Expectations provide a much more valuable set of evaluation criteria than just looking at how the fund performed as compared to an index.  Communicating those expections to plan participants also helps them make better investment decisions.

Fees are an important aspect of the plan to monitor.  We run across many plans where trustees and participants aren't fully informed as to how much they are paying in fees each year.   This lack of knowledge isn't necessarily due to lack of interest.  Often the providers of plan services do not fully disclose arrangements they have with mutual fund companies or provide rather murky disclosure of what they charge participants investing in the plan. 408(b)2 disclosure rules (effective 4/1/2012) should help with this.

However, as we discuss in our investment selection section low fees do not necessarily translate into superior performance.  Consistently superior performance net of fees it a truer measure of the value a fund provides participants in our view. 

Even if you embrace our point of view, however, many plans pay higher than necessary fees for what are very good performing underlying funds.  Most investment funds have different share classes and some of these classes levy higher fees than others.  The underlying fund itself is the same it's just the level of fees that change.  For example at American Funds an R1 share costs are roughly 1.25% higher than the cost of an R5 share.  Same fund - different cost structure.

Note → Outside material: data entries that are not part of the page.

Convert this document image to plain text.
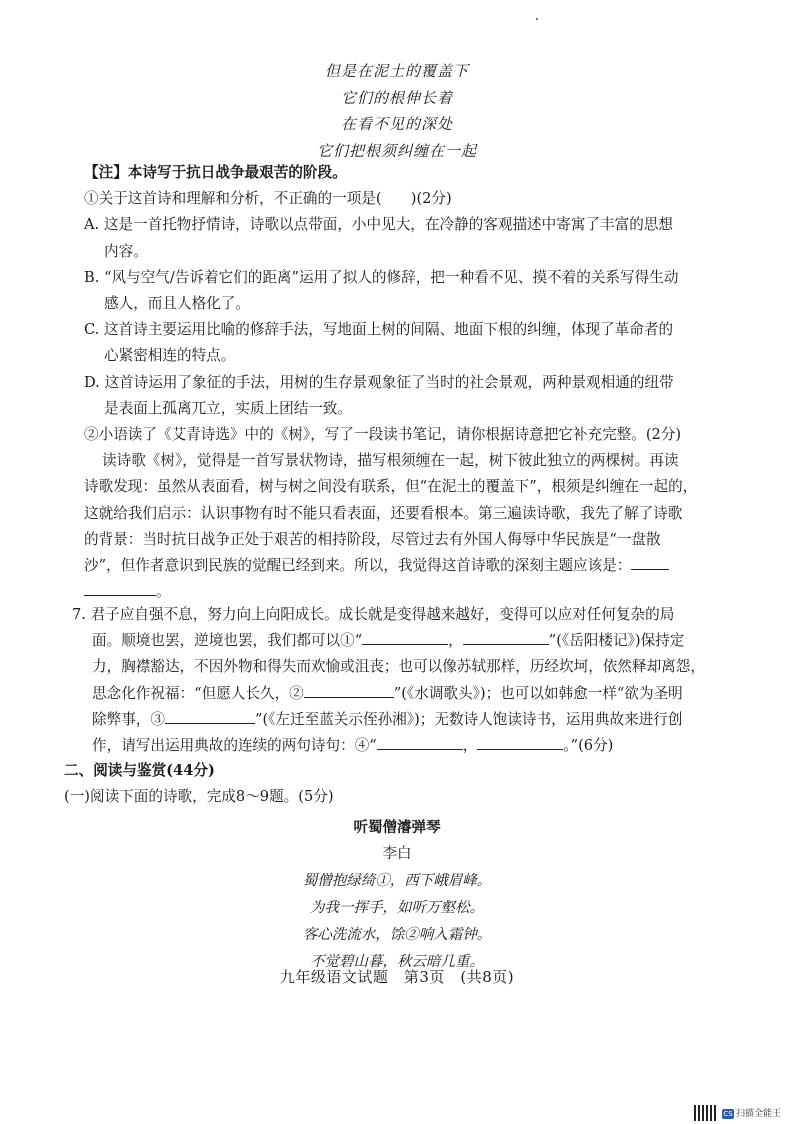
但是在泥土的覆盖下
它们的根伸长着
在看不见的深处
它们把根须纠缠在一起
【注】本诗写于抗日战争最艰苦的阶段。
①关于这首诗和理解和分析，不正确的一项是(　　)(2分)
A. 这是一首托物抒情诗，诗歌以点带面，小中见大，在冷静的客观描述中寄寓了丰富的思想
内容。
B. “风与空气/告诉着它们的距离”运用了拟人的修辞，把一种看不见、摸不着的关系写得生动
感人，而且人格化了。
C. 这首诗主要运用比喻的修辞手法，写地面上树的间隔、地面下根的纠缠，体现了革命者的
心紧密相连的特点。
D. 这首诗运用了象征的手法，用树的生存景观象征了当时的社会景观，两种景观相通的纽带
是表面上孤离兀立，实质上团结一致。
②小语读了《艾青诗选》中的《树》，写了一段读书笔记，请你根据诗意把它补充完整。(2分)
读诗歌《树》，觉得是一首写景状物诗，描写根须缠在一起，树下彼此独立的两棵树。再读
诗歌发现：虽然从表面看，树与树之间没有联系，但“在泥土的覆盖下”，根须是纠缠在一起的，
这就给我们启示：认识事物有时不能只看表面，还要看根本。第三遍读诗歌，我先了解了诗歌
的背景：当时抗日战争正处于艰苦的相持阶段，尽管过去有外国人侮辱中华民族是“一盘散
沙”，但作者意识到民族的觉醒已经到来。所以，我觉得这首诗歌的深刻主题应该是：
。
7. 君子应自强不息，努力向上向阳成长。成长就是变得越来越好，变得可以应对任何复杂的局
面。顺境也罢，逆境也罢，我们都可以①“	，	”(《岳阳楼记》)保持定
力，胸襟豁达，不因外物和得失而欢愉或沮丧；也可以像苏轼那样，历经坎坷，依然释却离怨，
思念化作祝福：“但愿人长久，②	”(《水调歌头》)；也可以如韩愈一样“欲为圣明
除弊事，③	”(《左迁至蓝关示侄孙湘》)；无数诗人饱读诗书，运用典故来进行创
作，请写出运用典故的连续的两句诗句：④“	，	。”(6分)
二、阅读与鉴赏(44分)
(一)阅读下面的诗歌，完成8～9题。(5分)
听蜀僧濬弹琴
李白
蜀僧抱绿绮①，西下峨眉峰。
为我一挥手，如听万壑松。
客心洗流水，馀②响入霜钟。
不觉碧山暮，秋云暗几重。
九年级语文试题　第3页　(共8页)
CS 扫描全能王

Once you have found the funds you want to offer in the plan make sure the share class is appropriate for the plan and that you aren't paying more than necessary.  Over a period of twenty or thirty years an additional 1/2% per year in fees can reduce the ending value of a retirement account by many thousands of dollars. In fact, given a long enough time period, it could cut the value of your nest egg almost in half!  As these fees are asset based, the actual dollar amount paid in fees can increase each year as the value of your account increases.

High fees can reduce the value of even the best performing investments.